Cette année, le premier Africantape Festival s'est déroulé à Lyon. C'était bien ? C'était super ! Les gens sont venus des 4 coins du monde. J'étais très étonné. C'était une magnifique surprise. C'était un peu risqué quand même. Carrément. Je n'ai demandé aucune subvention. Le festival était financé par les entrées donc on a eu de la chance car il y a eu énormément de pré-ventes. C'est vrai que la prochaine édition aura lieu en Suisse ? Normalement, oui. Ca n'est pas encore officiel mais ça serait bien. J'en ai parlé avec un ami qui travaille à l'Usine à Genève et il est chaud.

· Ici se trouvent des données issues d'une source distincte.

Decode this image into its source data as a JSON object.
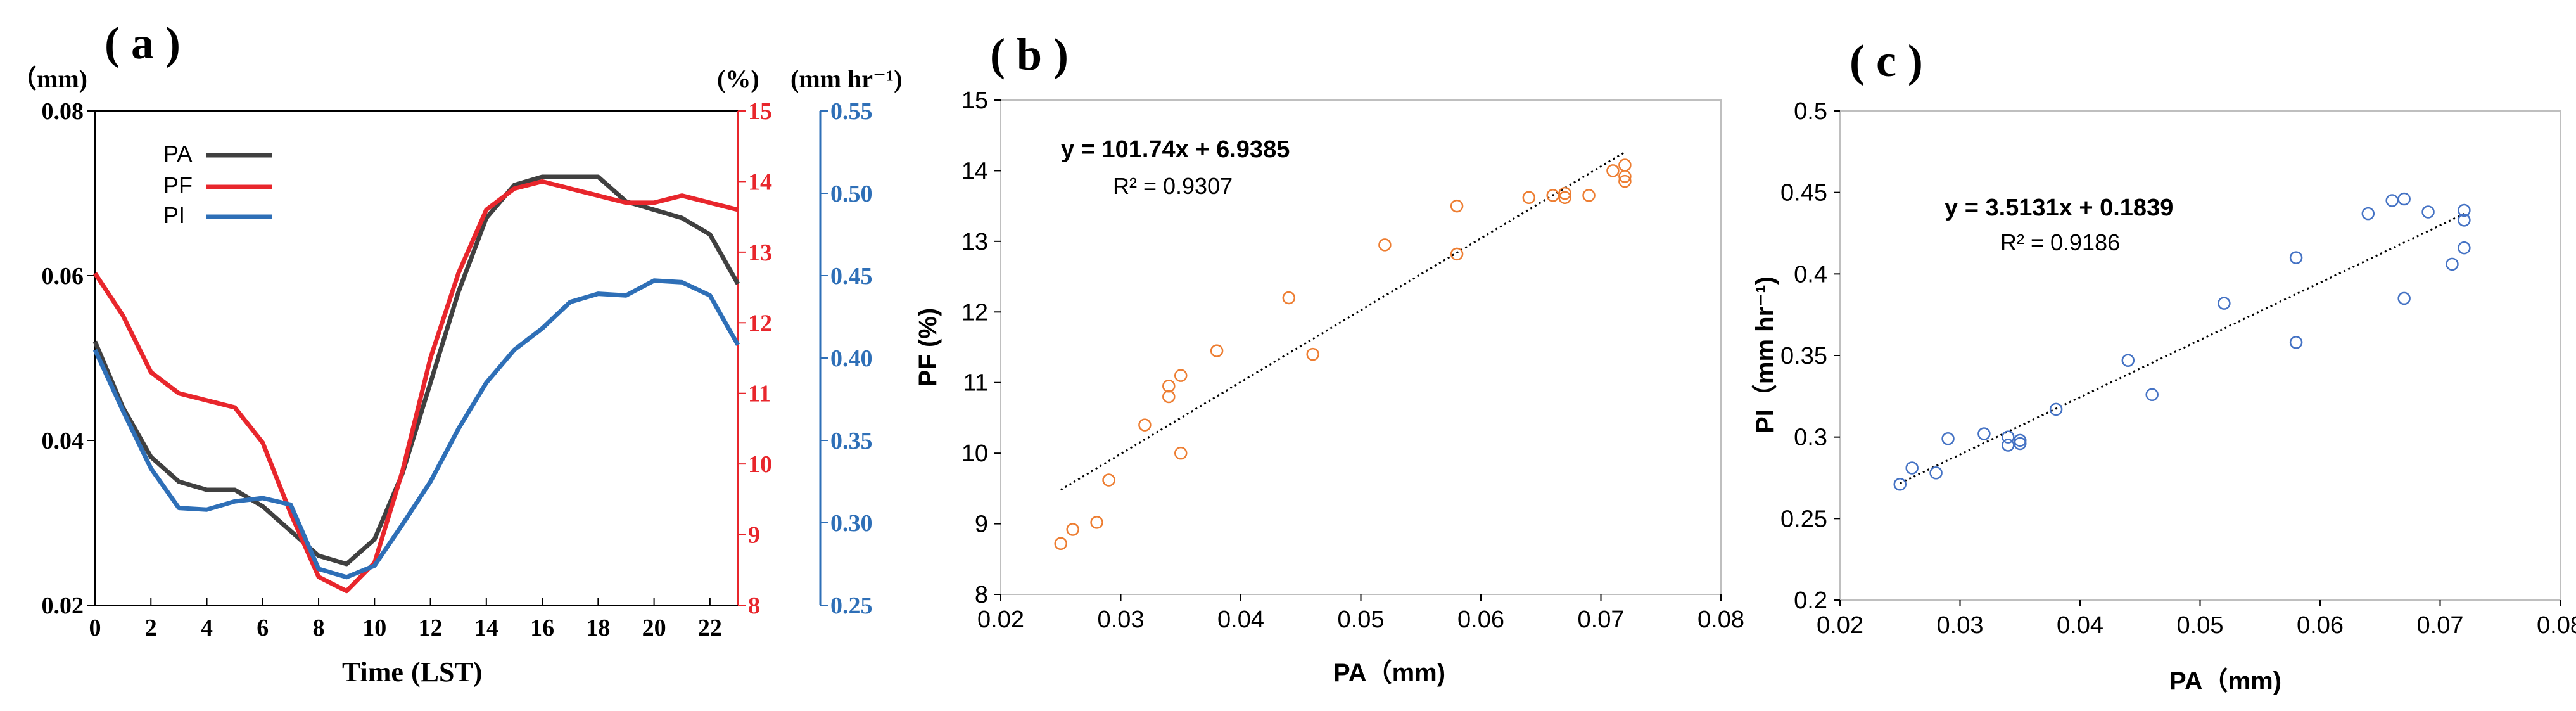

D'ailleurs, tu as signé pas mal de groupes helvétiques. Tu as une passion particulière pour ce pays ? On peut dire ça. Mais en fait je n'ai que 3 groupes suisses (Peter Kernel, Honey For Petzi et Ventura, ndlr). Pourtant, en général, les gens ne parlent pas trop de musique suisse... C'est vrai. Mais pour moi, les 3 groupes qui sont sur Africantape font partie des meilleurs du label ! Tu as fais exprès d'ignorer les suisse-allemands ? Oui. Non. En vrai, j'ai juste reçu un truc de la région qui m'a fait hésiter. Finalement je ne l'ai pas fait car ça ressemblait un peu trop à Honey for Petzi. Depuis, plus rien.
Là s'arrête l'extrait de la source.